Oleh : Tri wahyudi, Aktivis Peduli Bumi Pertiwi
Pekanbaru, Riau – Srikandinews.com. Fenomena defisit anggaran dan tunda bayar di Provinsi Riau bukan sekadar anomali fiskal, melainkan sinyal sistemik dari kegagalan tata kelola pemerintahan. Saat warga menunggu haknya dibayar, ketika pelaku usaha lokal tertunda pembayarannya oleh pemerintah, dan ketika pelayanan publik terancam karena kekeringan kas daerah, pertanyaan besar muncul : siapa yang harus bertanggung jawab?
Jawaban atas pertanyaan itu tak bisa berhenti di tataran teknis, apalagi dibungkus dengan narasi-narasi normatif seperti “pendapatan tidak tercapai”, “PI Rokan belum cair”, atau “pergeseran belanja karena dinamika lapangan”. Ini bukan hanya soal tidak cairnya pendapatan, melainkan tentang bagaimana perencanaan, pelaksanaan dan pengawasan anggaran tidak berjalan dengan prinsip kehati-hatian (prudential fiscal management) yang seharusnya menjadi pijakan utama.

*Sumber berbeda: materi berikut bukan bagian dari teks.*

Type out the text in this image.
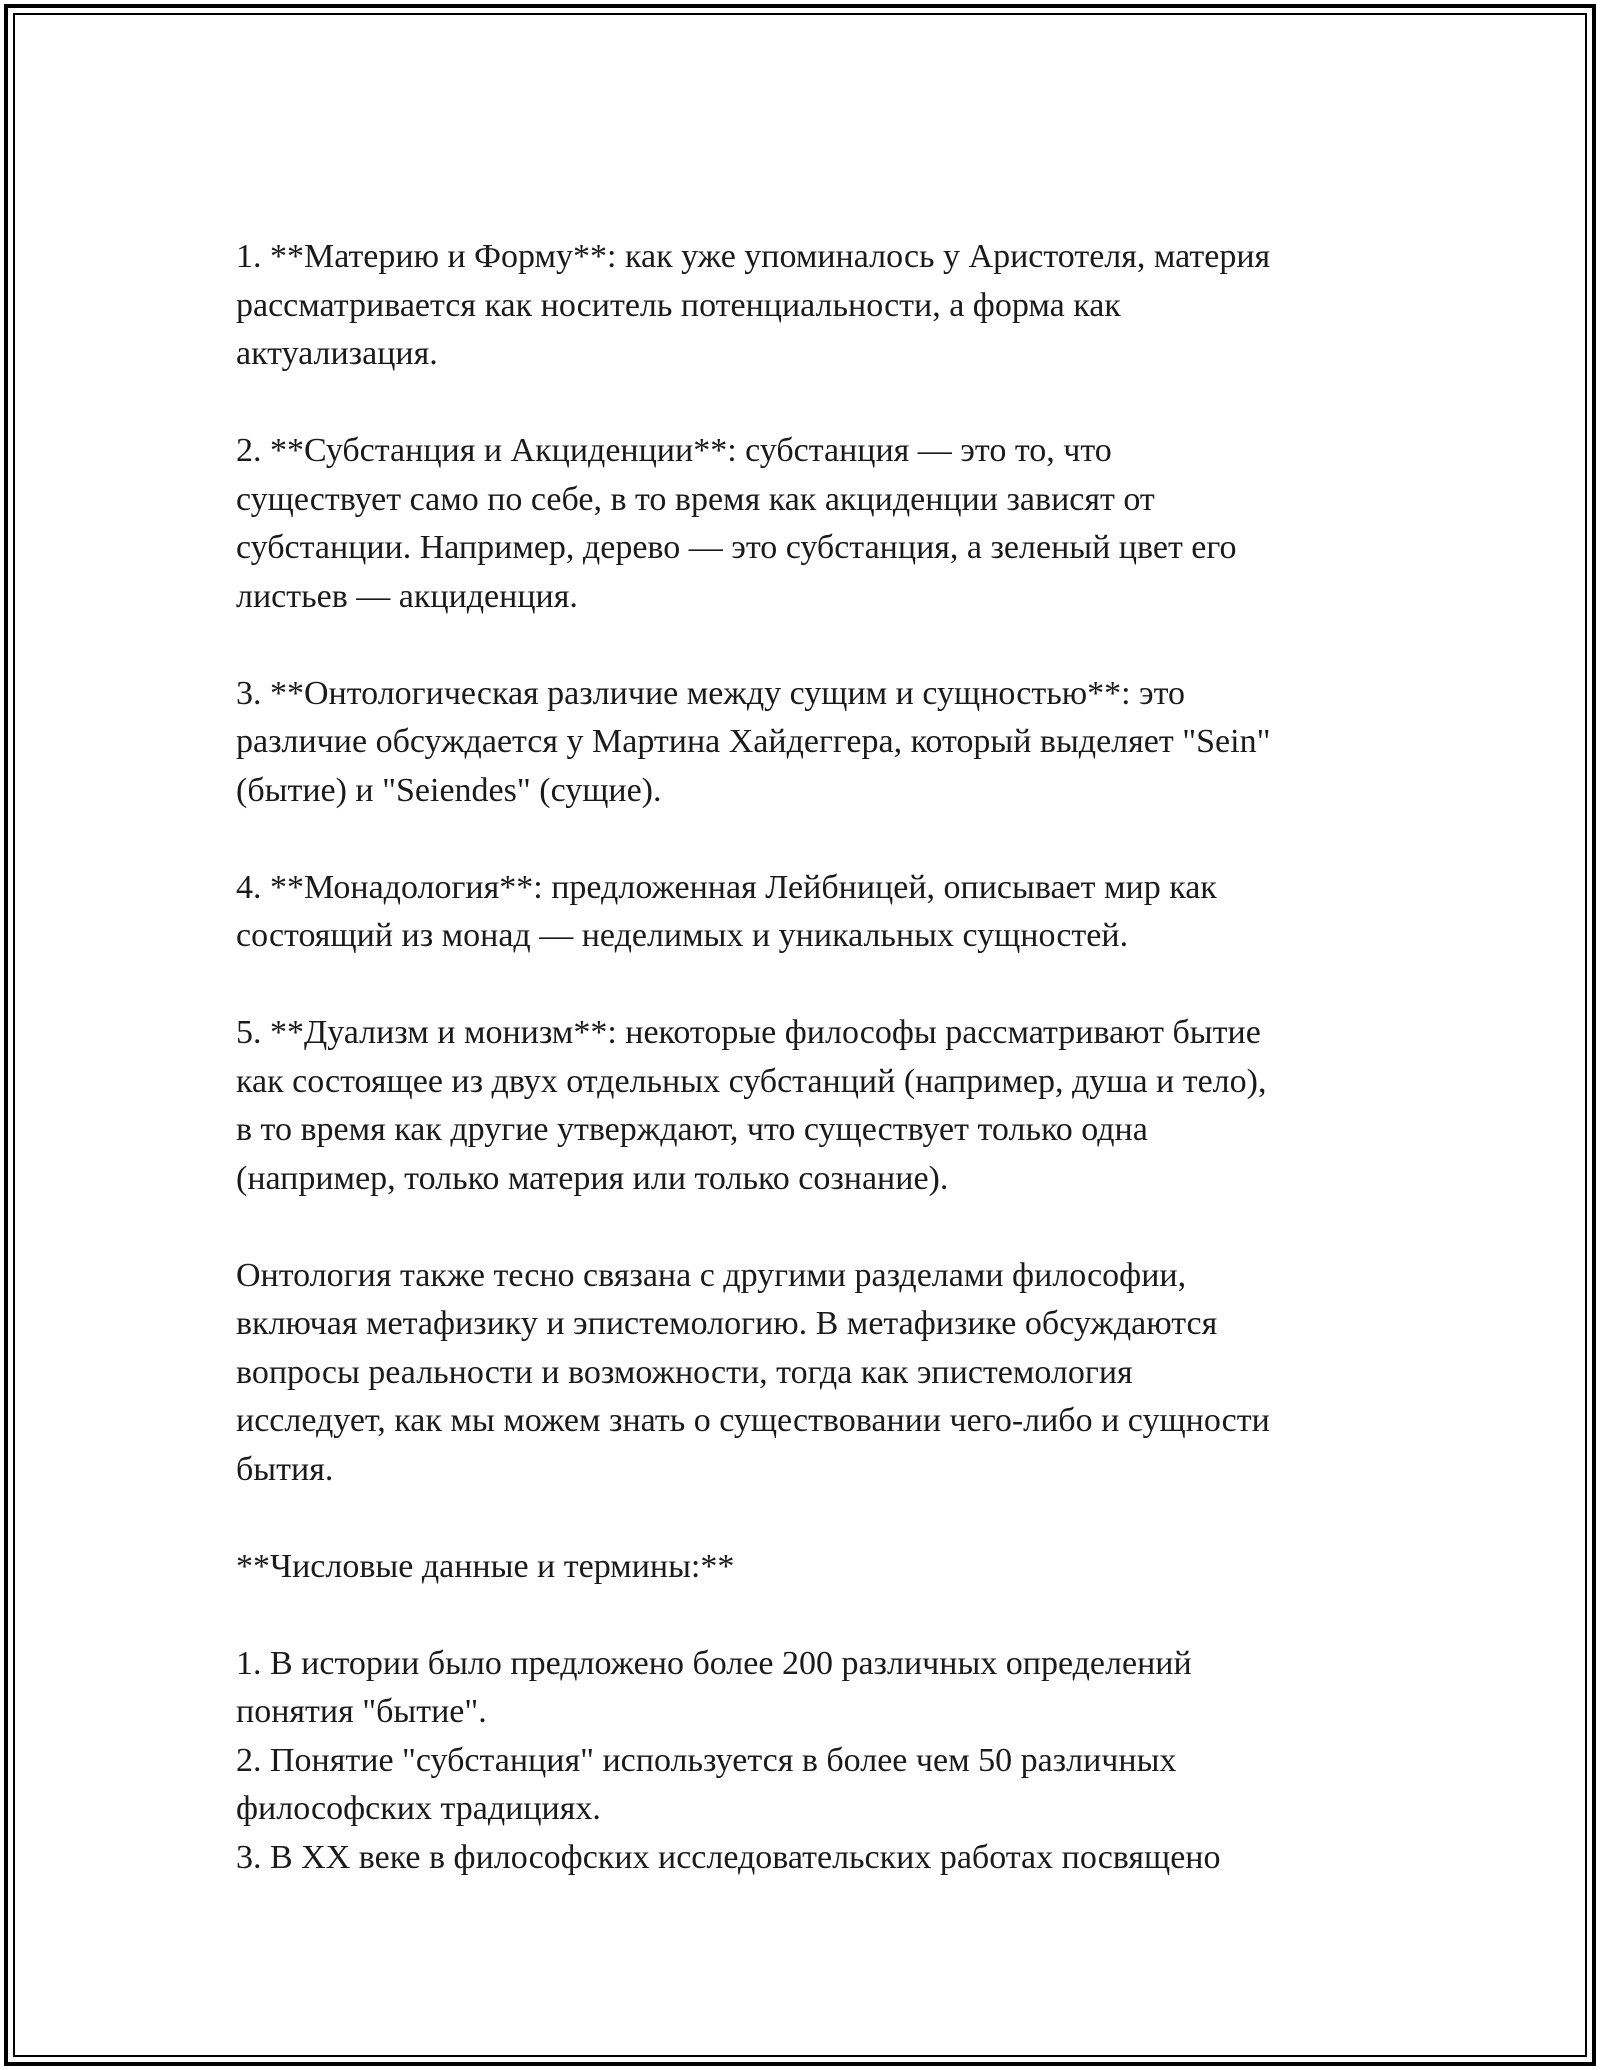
1. **Материю и Форму**: как уже упоминалось у Аристотеля, материя
рассматривается как носитель потенциальности, а форма как
актуализация.
2. **Субстанция и Акциденции**: субстанция — это то, что
существует само по себе, в то время как акциденции зависят от
субстанции. Например, дерево — это субстанция, а зеленый цвет его
листьев — акциденция.
3. **Онтологическая различие между сущим и сущностью**: это
различие обсуждается у Мартина Хайдеггера, который выделяет "Sein"
(бытие) и "Seiendes" (сущие).
4. **Монадология**: предложенная Лейбницей, описывает мир как
состоящий из монад — неделимых и уникальных сущностей.
5. **Дуализм и монизм**: некоторые философы рассматривают бытие
как состоящее из двух отдельных субстанций (например, душа и тело),
в то время как другие утверждают, что существует только одна
(например, только материя или только сознание).
Онтология также тесно связана с другими разделами философии,
включая метафизику и эпистемологию. В метафизике обсуждаются
вопросы реальности и возможности, тогда как эпистемология
исследует, как мы можем знать о существовании чего-либо и сущности
бытия.
**Числовые данные и термины:**
1. В истории было предложено более 200 различных определений
понятия "бытие".
2. Понятие "субстанция" используется в более чем 50 различных
философских традициях.
3. В XX веке в философских исследовательских работах посвящено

Mari kita tarik benang merah tanggung jawab struktural.
Dalam sistem pengelolaan keuangan daerah, terdapat satu jabatan yang memiliki fungsi koordinatif, pengendali anggaran lintas organisasi, sekaligus penanggung jawab pelaksanaan fiskal yaitu Sekretaris Daerah. Sebagai Ketua Tim Anggaran Pemerintah Daerah (TAPD), jabatan ini menjadi motor penyusun struktur APBD, penentu prioritas dan pengarah realisasi belanja sesuai kemampuan pendapatan daerah. Jika terdapat belanja yang tetap dieksekusi tanpa dasar penerimaan yang cukup, maka pembiaran tersebut adalah bentuk kelalaian yang tidak bisa dianggap ringan.

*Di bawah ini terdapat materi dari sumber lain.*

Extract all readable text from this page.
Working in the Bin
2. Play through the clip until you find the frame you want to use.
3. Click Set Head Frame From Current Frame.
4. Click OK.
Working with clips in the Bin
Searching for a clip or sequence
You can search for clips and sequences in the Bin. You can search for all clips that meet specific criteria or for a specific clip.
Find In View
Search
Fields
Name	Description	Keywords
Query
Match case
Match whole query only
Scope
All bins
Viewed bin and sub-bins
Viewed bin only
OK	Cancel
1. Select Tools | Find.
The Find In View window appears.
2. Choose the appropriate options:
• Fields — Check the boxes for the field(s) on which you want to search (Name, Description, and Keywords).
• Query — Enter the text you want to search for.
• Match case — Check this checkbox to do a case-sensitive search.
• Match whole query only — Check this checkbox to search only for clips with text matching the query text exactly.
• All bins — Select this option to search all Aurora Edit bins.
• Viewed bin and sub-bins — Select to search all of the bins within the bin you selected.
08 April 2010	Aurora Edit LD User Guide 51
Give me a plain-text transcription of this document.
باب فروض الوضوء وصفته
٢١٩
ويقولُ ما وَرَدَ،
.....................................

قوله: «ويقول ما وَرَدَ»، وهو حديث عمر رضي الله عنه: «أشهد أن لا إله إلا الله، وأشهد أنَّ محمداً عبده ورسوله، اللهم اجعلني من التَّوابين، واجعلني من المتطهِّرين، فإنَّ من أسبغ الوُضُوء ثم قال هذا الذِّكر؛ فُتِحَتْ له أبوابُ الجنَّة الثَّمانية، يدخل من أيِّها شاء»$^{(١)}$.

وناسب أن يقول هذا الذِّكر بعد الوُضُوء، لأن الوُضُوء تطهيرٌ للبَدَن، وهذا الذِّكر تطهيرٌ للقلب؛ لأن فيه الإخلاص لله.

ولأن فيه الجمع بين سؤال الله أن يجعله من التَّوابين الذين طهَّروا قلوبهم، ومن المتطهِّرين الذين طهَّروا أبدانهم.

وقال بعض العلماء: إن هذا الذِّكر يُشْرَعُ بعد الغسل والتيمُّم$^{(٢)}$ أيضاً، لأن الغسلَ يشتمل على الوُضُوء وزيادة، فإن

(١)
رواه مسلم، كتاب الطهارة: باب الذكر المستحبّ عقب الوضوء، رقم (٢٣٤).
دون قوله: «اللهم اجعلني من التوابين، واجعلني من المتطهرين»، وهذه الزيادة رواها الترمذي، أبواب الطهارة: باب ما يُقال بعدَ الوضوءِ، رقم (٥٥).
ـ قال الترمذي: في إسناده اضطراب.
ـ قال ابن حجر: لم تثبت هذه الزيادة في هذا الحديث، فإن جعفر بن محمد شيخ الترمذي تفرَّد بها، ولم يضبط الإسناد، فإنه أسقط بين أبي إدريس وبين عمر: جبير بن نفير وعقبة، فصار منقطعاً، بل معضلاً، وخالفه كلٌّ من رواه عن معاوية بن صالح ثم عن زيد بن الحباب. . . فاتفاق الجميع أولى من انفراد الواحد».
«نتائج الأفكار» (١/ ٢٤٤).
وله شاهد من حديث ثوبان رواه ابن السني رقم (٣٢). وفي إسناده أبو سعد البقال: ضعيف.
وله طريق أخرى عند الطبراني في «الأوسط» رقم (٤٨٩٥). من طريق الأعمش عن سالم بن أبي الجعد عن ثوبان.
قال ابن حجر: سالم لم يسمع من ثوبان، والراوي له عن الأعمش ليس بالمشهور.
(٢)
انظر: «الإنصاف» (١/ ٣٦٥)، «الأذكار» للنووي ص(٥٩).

Lebih lanjut, Badan Pengelola Keuangan dan Aset Daerah (BPKAD) dan Badan Perencanaan Pembangunan Daerah (Bappeda) berada di bawah koordinasi langsung TAPD. Mereka semestinya memberikan sinyal bahaya fiskal ketika proyeksi penerimaan daerah mulai menunjukkan ketidakseimbangan terhadap beban belanja. Jika dua badan ini diam atau dilemahkan fungsinya dalam dinamika anggaran, maka kerusakan fiskal yang terjadi adalah akumulasi dari pembungkaman fungsi kontrol internal.
Jangan pula abaikan peran Eksekutif tertinggi di daerah yaitu Kepala Daerah (Gubernur). Meskipun pelaksanaan teknis menjadi kewenangan ASN melalui Sekda, namun arah kebijakan, visi pembangunan dan pengesahan dokumen anggaran tetap ada dalam tanda tangannya. Maka, defisit anggaran dan tunda bayar tidak bisa dilepaskan dari tanggung jawab politik seorang Kepala Daerah yang seharusnya membentengi sistem keuangan publik dari spekulasi, tekanan proyek dan kepentingan jangka pendek.

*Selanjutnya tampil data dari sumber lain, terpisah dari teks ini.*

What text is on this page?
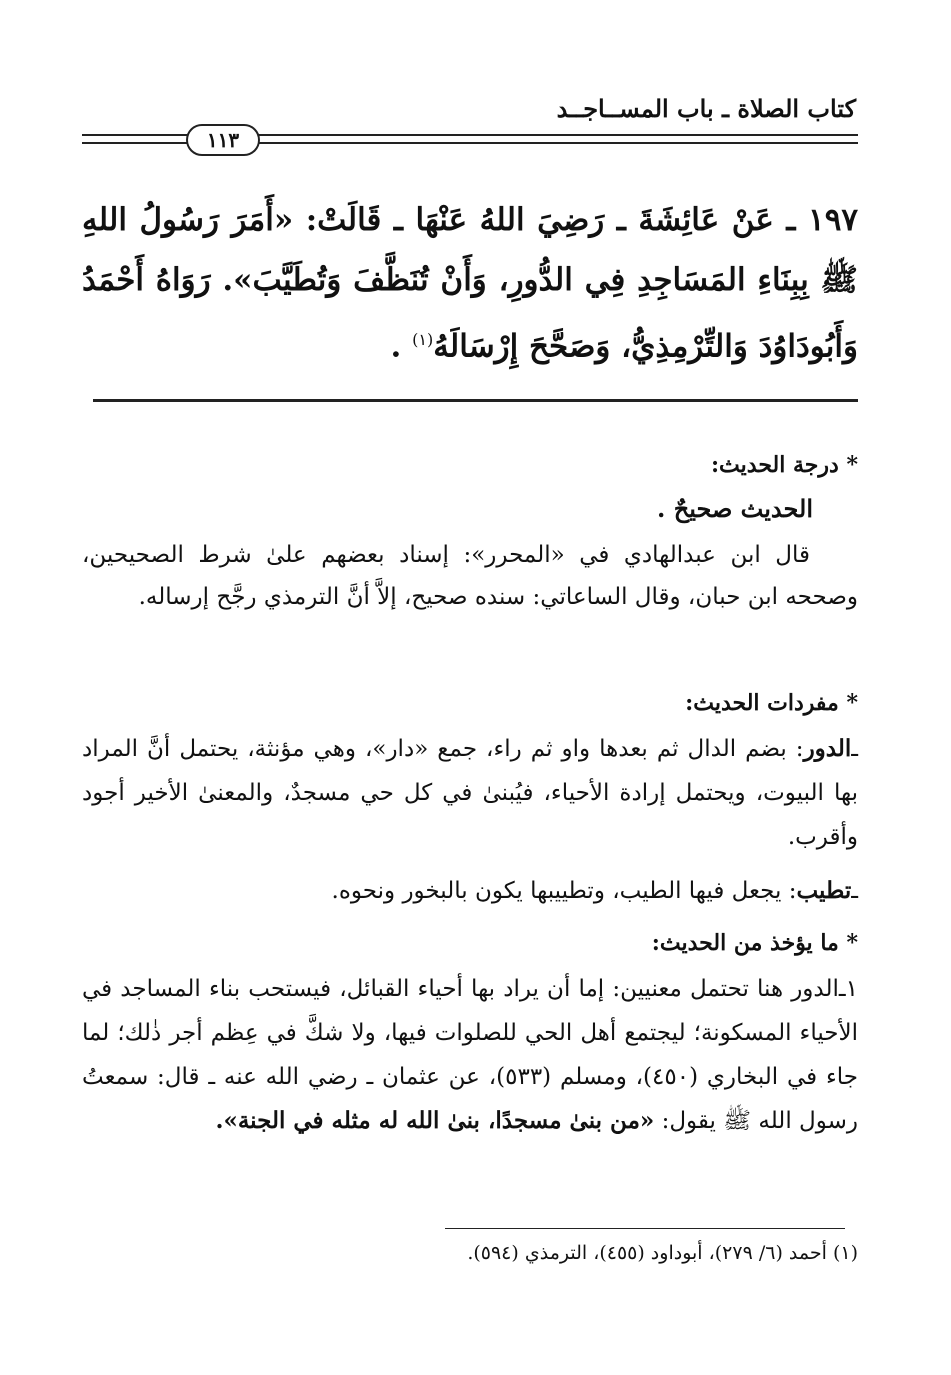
كتاب الصلاة ـ باب المســاجــد
١١٣
١٩٧ ـ عَنْ عَائِشَةَ ـ رَضِيَ اللهُ عَنْهَا ـ قَالَتْ: «أَمَرَ رَسُولُ اللهِ ﷺ بِبِنَاءِ المَسَاجِدِ فِي الدُّورِ، وَأَنْ تُنَظَّفَ وَتُطَيَّبَ». رَوَاهُ أَحْمَدُ وَأَبُودَاوُدَ وَالتِّرْمِذِيُّ، وَصَحَّحَ إِرْسَالَهُ$^{(١)}$ .
* درجة الحديث:
الحديث صحيحٌ .
قال ابن عبدالهادي في «المحرر»: إسناد بعضهم علىٰ شرط الصحيحين، وصححه ابن حبان، وقال الساعاتي: سنده صحيح، إلاَّ أنَّ الترمذي رجَّح إرساله.
* مفردات الحديث:
ـالدور: بضم الدال ثم بعدها واو ثم راء، جمع «دار»، وهي مؤنثة، يحتمل أنَّ المراد بها البيوت، ويحتمل إرادة الأحياء، فيُبنىٰ في كل حي مسجدٌ، والمعنىٰ الأخير أجود وأقرب.
ـتطيب: يجعل فيها الطيب، وتطييبها يكون بالبخور ونحوه.
* ما يؤخذ من الحديث:
١ـالدور هنا تحتمل معنيين: إما أن يراد بها أحياء القبائل، فيستحب بناء المساجد في الأحياء المسكونة؛ ليجتمع أهل الحي للصلوات فيها، ولا شكَّ في عِظم أجر ذٰلك؛ لما جاء في البخاري (٤٥٠)، ومسلم (٥٣٣)، عن عثمان ـ رضي الله عنه ـ قال: سمعتُ رسول الله ﷺ يقول: «من بنىٰ مسجدًا، بنىٰ الله له مثله في الجنة».
(١) أحمد (٦/ ٢٧٩)، أبوداود (٤٥٥)، الترمذي (٥٩٤).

Ironisnya, sebagian besar defisit yang terjadi bukanlah akibat dari bencana atau keperluan darurat, tetapi karena komitmen belanja yang tidak realistis, bahkan terkesan dipaksakan. Ketika satuan kerja berani meluncurkan proyek besar tanpa dasar penerimaan yang pasti dan proses tersebut tidak dihentikan sejak awal oleh Tim Anggaran, maka seluruh jaringan pelaku fiskal daerah terindikasi bekerja tanpa instrumen peringatan dini.
Publik kini menanggung akibatnya. Penyedia jasa lokal, Kontraktor, hingga pelaku UMKM yang menjadi mitra pemerintah merasakan langsung betapa rapuhnya komitmen keuangan daerah. Ketika tunda bayar berlangsung berbulan-bulan, efek berantai ekonomi pun mencuat yaitu PHK, kebangkrutan, hingga stagnasi aktivitas sektor riil.
Sudah saatnya dilakukan audit menyeluruh terhadap pola pengelolaan APBD, termasuk pemetaan potensi konflik kepentingan, intervensi politik dalam belanja daerah, serta kekosongan sistem mitigasi fiskal. Reformasi keuangan daerah tidak bisa ditunda. Setiap jabatan yang menikmati wewenang anggaran harus pula memikul beban akuntabilitasnya.
Riau tidak miskin sumber daya. Namun selama pengelolaan fiskalnya tidak menjunjung prinsip keterbukaan, kehati-hatian dan integritas, maka kita hanya akan menyaksikan ulang tahun APBD dengan masalah yang berulang. Kamis, 8 Mei 2025. (Red).